それは、地球では飲み慣れたエスコップ社製の栄養ドリンクであった。
「懐かしいな……」
「だろう。君も15年、この世界で生きてきたんだからな」
レオは、いや栗林は栄養ドリンクを一気に飲み干した。
そこに、男性が一人やってくる。
「あ、司令官」
「楽にしてよい」
「司令官?」
栗林は聞く。
「あぁ、この調査船アポカリプス号の調査隊隊長にして最高司令官のハロルド・ヴェルナー少将だ」
「とはいっても、そんなに緊張しなくてもいいが」
そういって、ハロルドは顎に手を当てて、話し始める。
「早速で申し訳ないが、君に頼みたいことがある」
「頼みたいことですか?」
「そうだ。

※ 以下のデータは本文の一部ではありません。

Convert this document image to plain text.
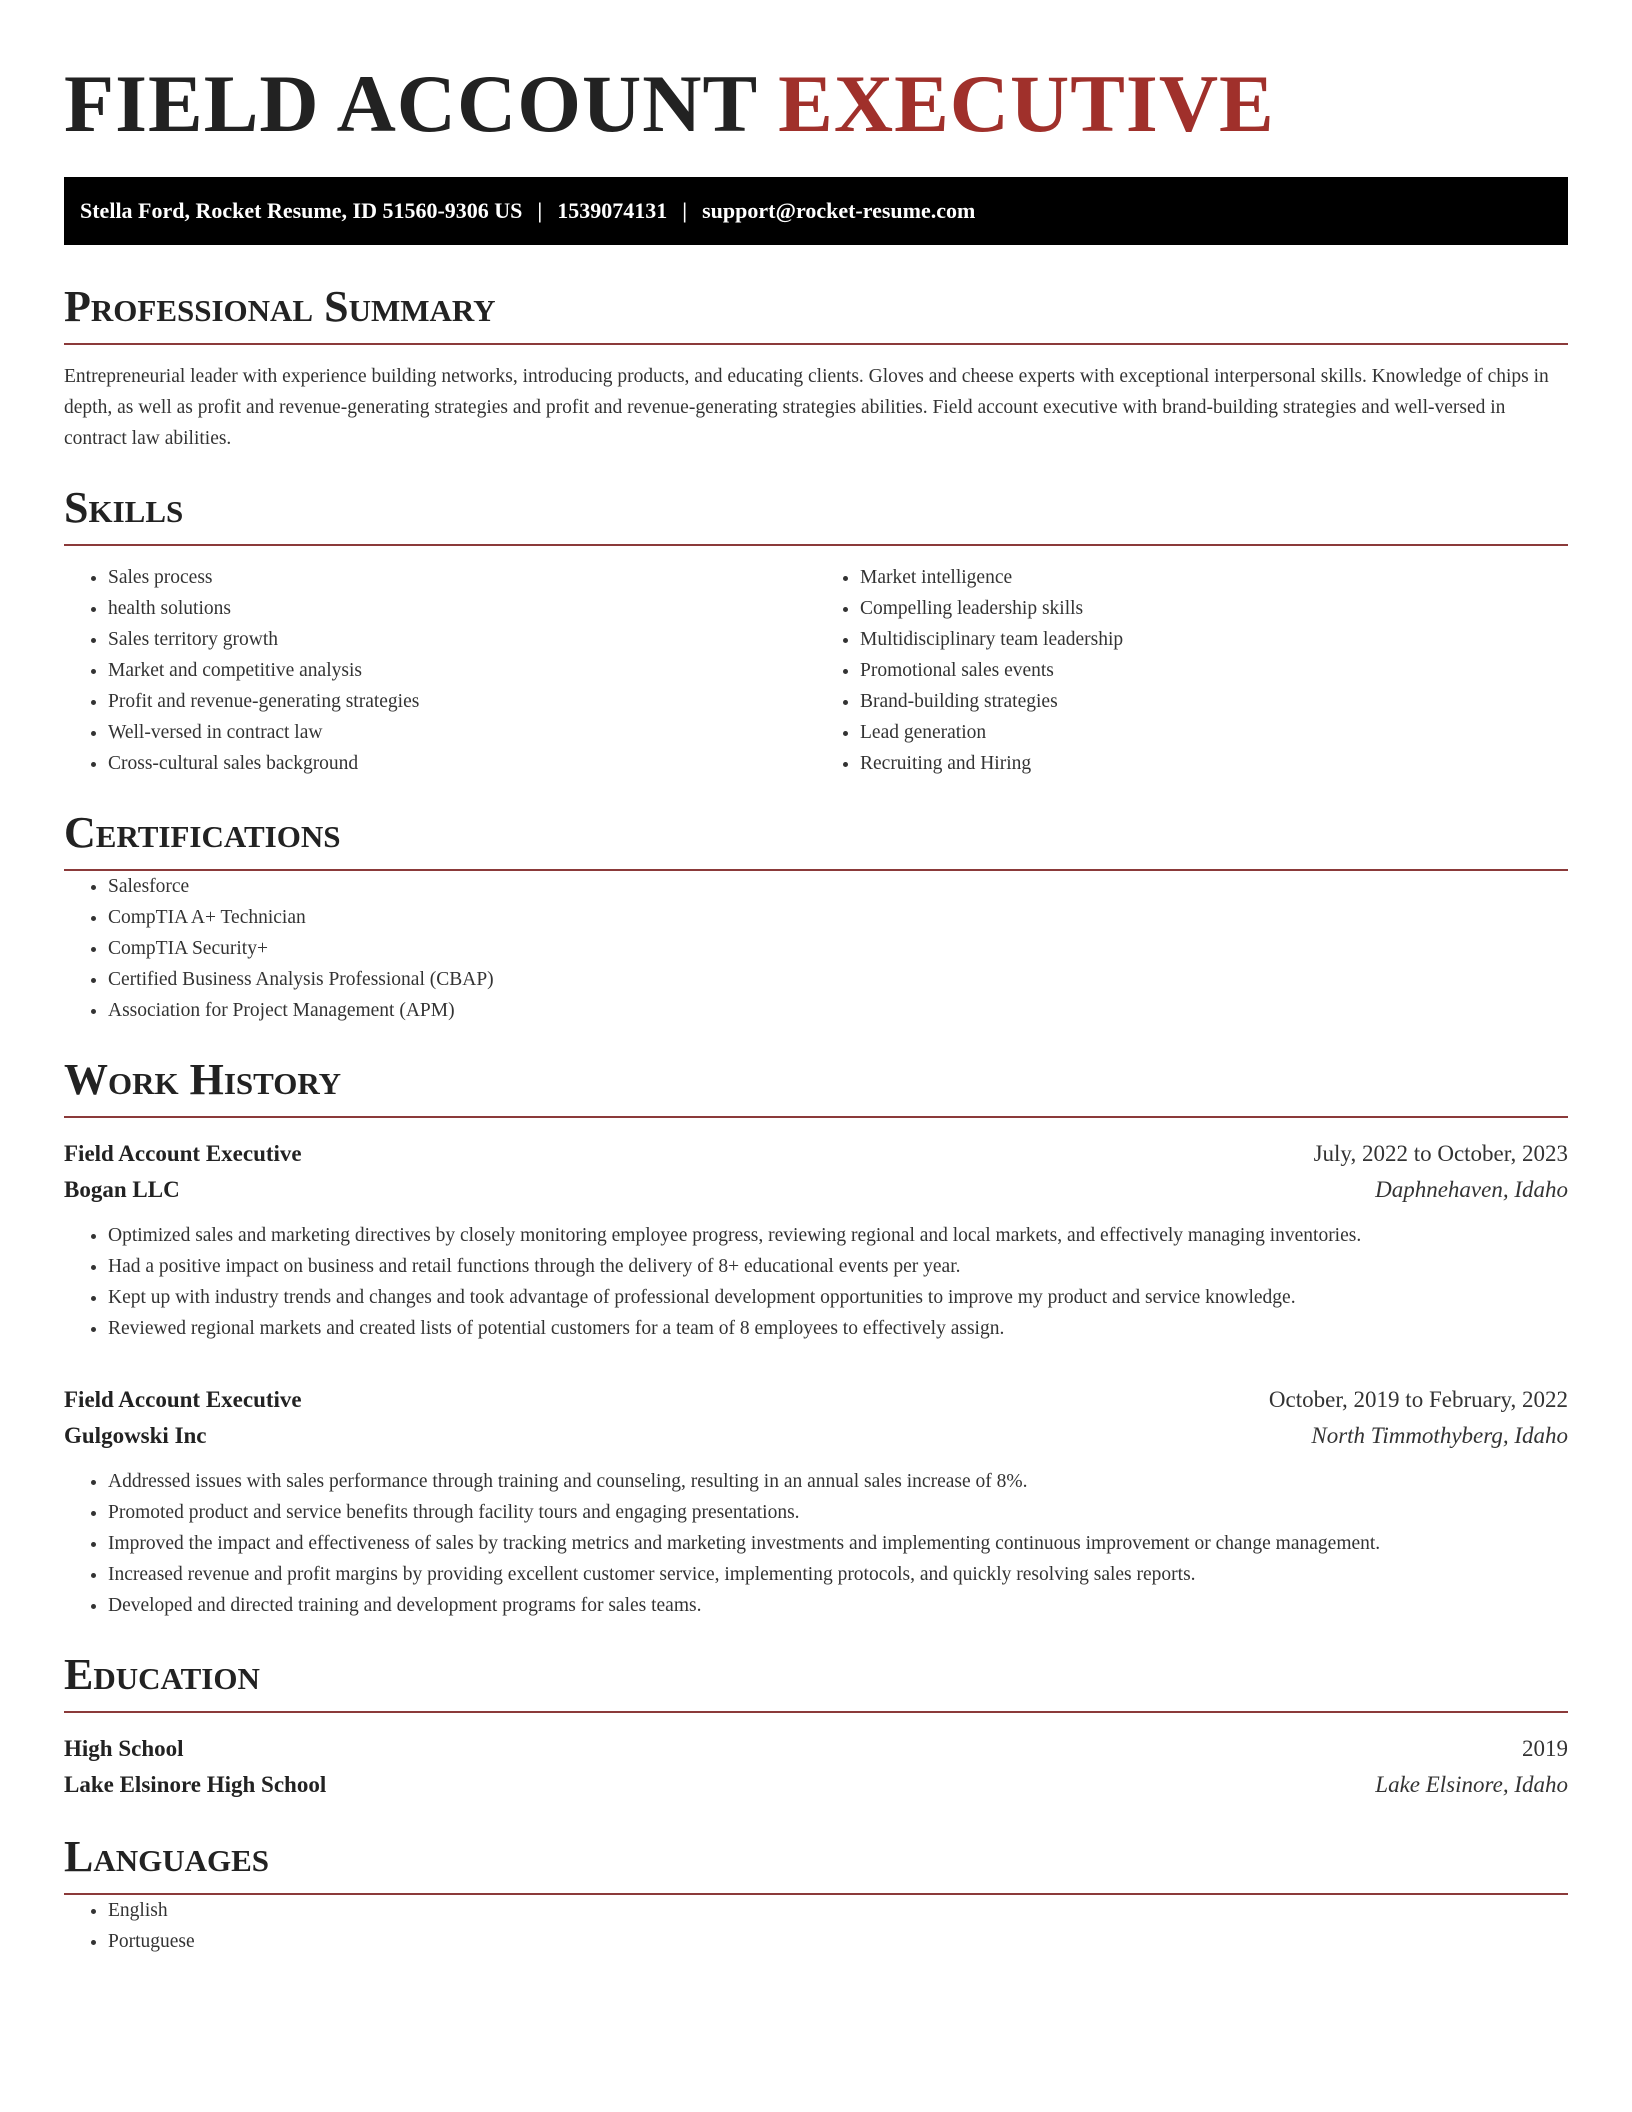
FIELD ACCOUNT EXECUTIVE
Stella Ford, Rocket Resume, ID 51560-9306 US | 1539074131 | support@rocket-resume.com
Professional Summary

Entrepreneurial leader with experience building networks, introducing products, and educating clients. Gloves and cheese experts with exceptional interpersonal skills. Knowledge of chips in depth, as well as profit and revenue-generating strategies and profit and revenue-generating strategies abilities. Field account executive with brand-building strategies and well-versed in contract law abilities.

Skills
• Sales process
• health solutions
• Sales territory growth
• Market and competitive analysis
• Profit and revenue-generating strategies
• Well-versed in contract law
• Cross-cultural sales background
• Market intelligence
• Compelling leadership skills
• Multidisciplinary team leadership
• Promotional sales events
• Brand-building strategies
• Lead generation
• Recruiting and Hiring
Certifications
• Salesforce
• CompTIA A+ Technician
• CompTIA Security+
• Certified Business Analysis Professional (CBAP)
• Association for Project Management (APM)
Work History
Field Account Executive	July, 2022 to October, 2023
Bogan LLC	Daphnehaven, Idaho
• Optimized sales and marketing directives by closely monitoring employee progress, reviewing regional and local markets, and effectively managing inventories.
• Had a positive impact on business and retail functions through the delivery of 8+ educational events per year.
• Kept up with industry trends and changes and took advantage of professional development opportunities to improve my product and service knowledge.
• Reviewed regional markets and created lists of potential customers for a team of 8 employees to effectively assign.
Field Account Executive	October, 2019 to February, 2022
Gulgowski Inc	North Timmothyberg, Idaho
• Addressed issues with sales performance through training and counseling, resulting in an annual sales increase of 8%.
• Promoted product and service benefits through facility tours and engaging presentations.
• Improved the impact and effectiveness of sales by tracking metrics and marketing investments and implementing continuous improvement or change management.
• Increased revenue and profit margins by providing excellent customer service, implementing protocols, and quickly resolving sales reports.
• Developed and directed training and development programs for sales teams.
Education
High School	2019
Lake Elsinore High School	Lake Elsinore, Idaho
Languages
• English
• Portuguese
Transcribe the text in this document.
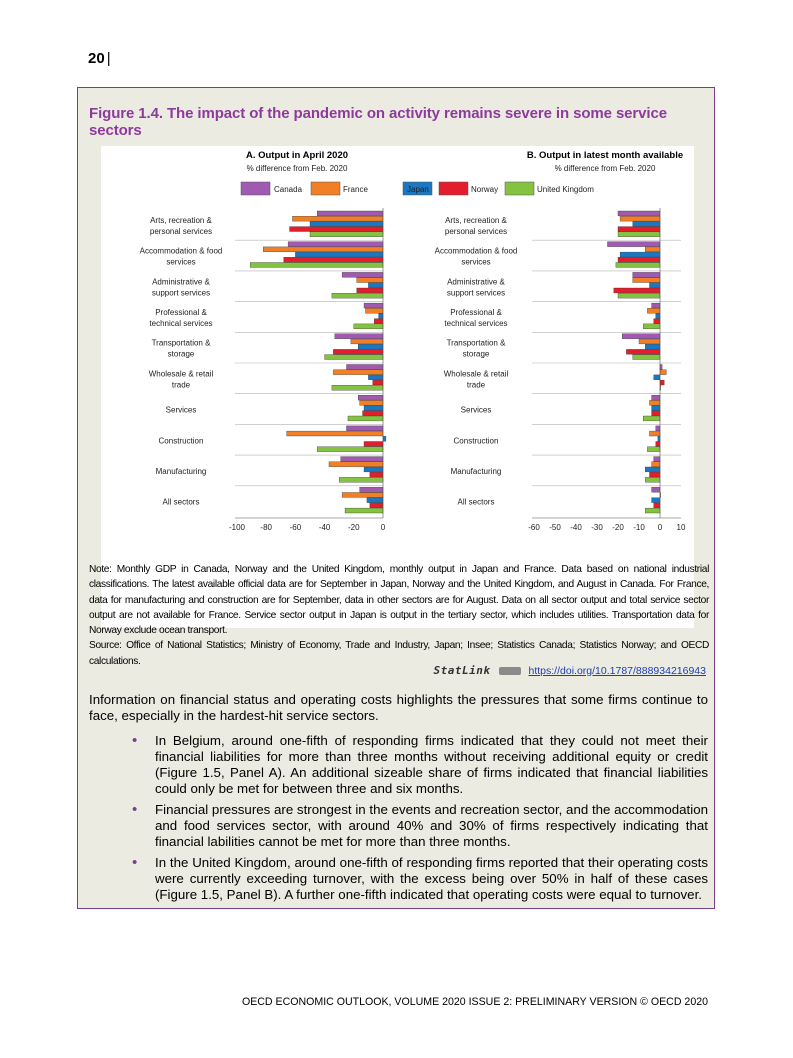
20 |
Figure 1.4. The impact of the pandemic on activity remains severe in some service sectors
Canada	France	Japan	Norway	United Kingdom
A. Output in April 2020
% difference from Feb. 2020
Arts, recreation &
personal services
Accommodation & food
services
Administrative &
support services
Professional &
technical services
Transportation &
storage
Wholesale & retail
trade
Services
Construction
Manufacturing
All sectors
-100 -80 -60 -40 -20	0
B. Output in latest month available
% difference from Feb. 2020
Arts, recreation &
personal services
Accommodation & food
services
Administrative &
support services
Professional &
technical services
Transportation &
storage
Wholesale & retail
trade
Services
Construction
Manufacturing
All sectors
-60 -50 -40 -30 -20 -10 0 10

Note: Monthly GDP in Canada, Norway and the United Kingdom, monthly output in Japan and France. Data based on national industrial classifications. The latest available official data are for September in Japan, Norway and the United Kingdom, and August in Canada. For France, data for manufacturing and construction are for September, data in other sectors are for August. Data on all sector output and total service sector output are not available for France. Service sector output in Japan is output in the tertiary sector, which includes utilities. Transportation data for Norway exclude ocean transport.

Source: Office of National Statistics; Ministry of Economy, Trade and Industry, Japan; Insee; Statistics Canada; Statistics Norway; and OECD calculations.

StatLink	https://doi.org/10.1787/888934216943

Information on financial status and operating costs highlights the pressures that some firms continue to face, especially in the hardest-hit service sectors.

• In Belgium, around one-fifth of responding firms indicated that they could not meet their financial liabilities for more than three months without receiving additional equity or credit (Figure 1.5, Panel A). An additional sizeable share of firms indicated that financial liabilities could only be met for between three and six months.
• Financial pressures are strongest in the events and recreation sector, and the accommodation and food services sector, with around 40% and 30% of firms respectively indicating that financial labilities cannot be met for more than three months.
• In the United Kingdom, around one-fifth of responding firms reported that their operating costs were currently exceeding turnover, with the excess being over 50% in half of these cases (Figure 1.5, Panel B). A further one-fifth indicated that operating costs were equal to turnover.
OECD ECONOMIC OUTLOOK, VOLUME 2020 ISSUE 2: PRELIMINARY VERSION © OECD 2020
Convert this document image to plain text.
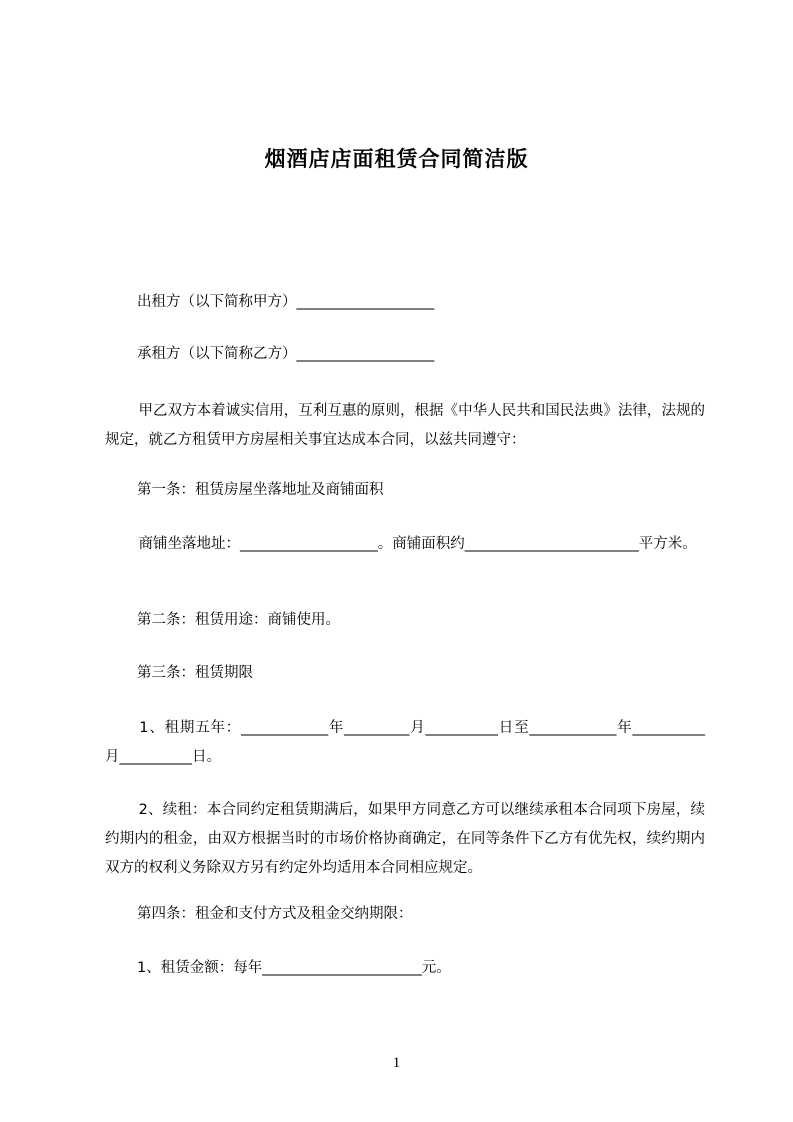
烟酒店店面租赁合同简洁版
出租方（以下简称甲方）___________________
承租方（以下简称乙方）___________________
　甲乙双方本着诚实信用，互利互惠的原则，根据《中华人民共和国民法典》法律，法规的规定，就乙方租赁甲方房屋相关事宜达成本合同，以兹共同遵守：
第一条：租赁房屋坐落地址及商铺面积
　商铺坐落地址：___________________。商铺面积约________________________平方米。
第二条：租赁用途：商铺使用。
第三条：租赁期限
　1、租期五年：____________年_________月__________日至____________年__________月__________日。
　2、续租：本合同约定租赁期满后，如果甲方同意乙方可以继续承租本合同项下房屋，续约期内的租金，由双方根据当时的市场价格协商确定，在同等条件下乙方有优先权，续约期内双方的权利义务除双方另有约定外均适用本合同相应规定。
第四条：租金和支付方式及租金交纳期限：
1、租赁金额：每年______________________元。
1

単刀直入に言えば、この惑星、識別番号YD-837の調査を依頼したい」
「俺がこの惑星を調査するんですか?」
「その通り。君は現地で徴集したエージェントとして、なるべく多くの情報について調査してきてほしい」
「しかし、どうすればいいんですか。その、冒険者にでもなれってことですか?」
「我々はこの惑星の物理的性質や植生については調査できるものの、文明については簡単には調査できない。そのため、文明や文化に関して分かる範囲でいい。その情報を我々に提供してはくれないか?」
「ここで話す感じですか?」
「いや、そうではない。君の体にはすでに超小型万能スパコンを搭載したマイクロチップがインプラントされている。地球時代の時もやっていただろう?」
「えぇ」
「そのマイクロチップが君のことをサポートしてくれる。使い方は地球の時と同じだ」
「分かりました」
「それと、この世界では魔法があるらしいな。もどきではあるが魔法のような物を使えるようにしてある。存分に活用してくれ」
「ありがとうございます」
そういって、栗林はマイクロチップを使ってみた。
インターフェースが表示され、自分の状態を表示してくれる。
そして、新機能として、魔法使用に関する項目が追加されていた。
そこには多種多様な魔法のようなものが掲載されている。
「それを使って、頑張ってくれたまえ」
「はい。分かりました」
「そのほか必要な情報はマイクロチップを通じて情報提供する。今日の所はもう帰ったほうがいいだろう」
そういって、栗林はアブダクション装置の前まで案内される。
「記憶の混濁によって日常生活に支障をきたす恐れがあるだろうが、頑張ってくれ」
「はい」
「では降ろすぞ」
そういって装置を起動させる。
そのまま栗林は地上へと戻っていった。